За зиму со мной несколько раз происходили всякие другие неприятности : один раз на прогулке в глаз попала соринка,  слетевшая с заборной  сетки ржавчина, которую не удалось удалить дома, и мама повезла меня в больницу, где находился травмпункт. Врач вывернула мне верхнее веко и сняла большую чёрную крошку железной окалины. В другой раз я проглотила кость от рыбы, и она вонзилась мне глубоко в горло, - так что снова пришлось ехать в ту же больницу, где мне в горло засунули приспособление, напоминавшее лестницу, и выдернули пинцетом застрявшую кость.  А ещё несколько раз из носа у меня начинала идти кровь, причём так сильно, что мне вызывали скорую и прижигали в больнице лопнувший сосуд.

По совету заведующей детсадом Розы Натановна ещё в то время, когда мне было  четыре года,  мама водила меня к частнопрактикующим еврейским врачам - это были отец и сын - и у них на квартире меня положили на диван, под лампы, - и поставили диагноз: причина частых простуд в том, что имеется искривление носовой перегородки, Лунное дыхание преобладает над Солнечным, - отсюда постоянные переохлаждения. Врачи сказали, что для корректировки   необходима операция, но побочным явлением может стать развитие рака. "А что такое рак?" - спросила я, придав голосу наивность неведения (так как на самом деле я откуда-то знала), когда мы с мамой и её приятельницей, отводившей нас по известному ей адресу к врачам, шли по залитой солнцем улице. "Деточка, беги впереди, не слушай наши разговоры, это разговоры для взрослых", - сказала мамина приятельница, и я побежала вперёд, вполне успокоенная, так как услышала краем уха, как мама говорила : "Ни в коем случае, никакой операции мы делать не будем."   
Однако,  причиной  болезней на новой квартире стало, видимо, другое, - отравление некачественной краской,которая никак не хотела сохнуть и продолжала испаряться. Краску содрали с пола и перекрасили только в большой комнате.  В маленькой комнате, где я спала,  её  менять не стали, - бугристый пол здесь был не на виду, и папа махнул рукой.
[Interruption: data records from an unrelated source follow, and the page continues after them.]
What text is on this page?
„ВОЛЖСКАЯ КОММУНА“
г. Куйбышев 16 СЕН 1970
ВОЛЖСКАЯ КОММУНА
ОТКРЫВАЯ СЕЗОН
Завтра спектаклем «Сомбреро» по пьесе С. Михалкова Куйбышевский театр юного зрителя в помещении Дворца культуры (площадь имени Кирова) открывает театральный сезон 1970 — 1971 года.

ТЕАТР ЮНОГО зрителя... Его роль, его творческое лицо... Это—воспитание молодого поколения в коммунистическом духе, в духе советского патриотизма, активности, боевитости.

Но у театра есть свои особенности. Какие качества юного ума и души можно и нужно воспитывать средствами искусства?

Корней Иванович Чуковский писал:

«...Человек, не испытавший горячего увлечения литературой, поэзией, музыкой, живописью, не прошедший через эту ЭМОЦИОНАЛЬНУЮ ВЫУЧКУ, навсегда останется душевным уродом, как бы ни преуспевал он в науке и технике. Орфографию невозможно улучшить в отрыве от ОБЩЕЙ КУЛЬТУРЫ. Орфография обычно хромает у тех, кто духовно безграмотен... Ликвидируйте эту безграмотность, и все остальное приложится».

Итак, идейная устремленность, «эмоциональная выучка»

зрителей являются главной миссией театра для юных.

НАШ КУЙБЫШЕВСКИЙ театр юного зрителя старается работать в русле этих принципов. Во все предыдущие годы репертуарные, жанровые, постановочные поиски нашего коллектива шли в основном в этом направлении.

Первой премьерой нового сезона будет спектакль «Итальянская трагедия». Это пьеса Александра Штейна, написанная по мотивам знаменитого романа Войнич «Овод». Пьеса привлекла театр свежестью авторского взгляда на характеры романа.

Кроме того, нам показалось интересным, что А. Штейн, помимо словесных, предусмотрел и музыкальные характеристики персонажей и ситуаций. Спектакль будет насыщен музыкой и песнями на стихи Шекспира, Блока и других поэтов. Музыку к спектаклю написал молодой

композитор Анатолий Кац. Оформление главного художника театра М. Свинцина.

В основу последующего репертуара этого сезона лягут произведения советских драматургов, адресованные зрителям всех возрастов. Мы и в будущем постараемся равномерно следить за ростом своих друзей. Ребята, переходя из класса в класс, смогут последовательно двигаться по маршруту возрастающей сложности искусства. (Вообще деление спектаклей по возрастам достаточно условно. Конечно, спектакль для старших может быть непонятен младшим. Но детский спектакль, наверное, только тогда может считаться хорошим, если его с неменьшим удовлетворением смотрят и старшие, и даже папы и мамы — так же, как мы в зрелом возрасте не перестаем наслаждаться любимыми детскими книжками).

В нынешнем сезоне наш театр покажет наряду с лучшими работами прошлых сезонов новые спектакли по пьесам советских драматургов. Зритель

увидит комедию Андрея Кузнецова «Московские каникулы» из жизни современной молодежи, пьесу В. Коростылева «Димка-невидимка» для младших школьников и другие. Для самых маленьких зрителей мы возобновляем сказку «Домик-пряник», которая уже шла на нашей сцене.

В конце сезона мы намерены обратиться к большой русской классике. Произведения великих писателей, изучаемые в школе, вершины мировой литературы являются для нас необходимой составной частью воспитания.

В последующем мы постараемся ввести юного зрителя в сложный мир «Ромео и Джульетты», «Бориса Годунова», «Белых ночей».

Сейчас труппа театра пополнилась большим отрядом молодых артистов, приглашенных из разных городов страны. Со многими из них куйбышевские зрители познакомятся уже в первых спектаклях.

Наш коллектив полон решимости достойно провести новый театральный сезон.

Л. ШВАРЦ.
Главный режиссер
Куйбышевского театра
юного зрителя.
Когда у меня начали меняться молочные  зубы, пришлось идти к зубному врачу лечить кариес, - и  этот опыт показался мне совершенно мерзким. Мало того, что мне рассверлили три зуба, которые вовсе не болели и были вполне здоровыми. Может, на них и имелись первые признаки кариеса, но никаких дырок не намечалось. Придя домой от врача,  я к тому же не могла есть, так как запломбированные зубы ощущались как неживые, и теперь мне было больно жевать. Папа сидел за круглым столом и молча  читал газету, он был против этого ненужного лечения,  а мама поставила тарелки, положила мне еду и строгим голосом потребовала, чтобы я не канючила, а  ела. Я с отвращением жевала ставшую безвкусной, как бумага, пищу, и глотала её вместе со слезами. Папа считал совершенно бесполезным  рассверливание мне зубов, он говорил, что у него в детстве тоже был кариес, и никто его не лечил, - а потом зубы поменялись и были совершенно здоровыми.

Той же зимой я  сильно простыла, и с температурой под сорок лежала вечером в постели в маленькой комнате. Мне было ужасно плохо, особенно от реакции родителей, которые меряли мне температуру и приходили в ужас. Я знала, что при температура больше 40°С человек умирает, а у меня было почти 40°. Но не так страшна была болезнь, как появление врачей.  Я очень боялась, что мне вызовут врача и отвезут в больницу, и умоляла маму не звонить в  скорую. Обращение к врачам всегда было связано для меня с дополнительными мучениями, а их лица  -  напряженные и злые, их громкие и требовательные голоса -  никак не облегчали, а усугубляли состояние. Всё, что мне нужно было, это спокойная обстановка и присутствие рядом моих родителей. Мама отправила отца в ночную аптеку за лекарством, и разогрела мне банку с китайским мандариновым компотом, - и этот сладкий тёплый сироп с дольками мандаринов, которым она поила меня с ложки, приговаривая, что всё пройдёт,  оказался самым лучшим лекарством. Я до сих пор помню его вкус.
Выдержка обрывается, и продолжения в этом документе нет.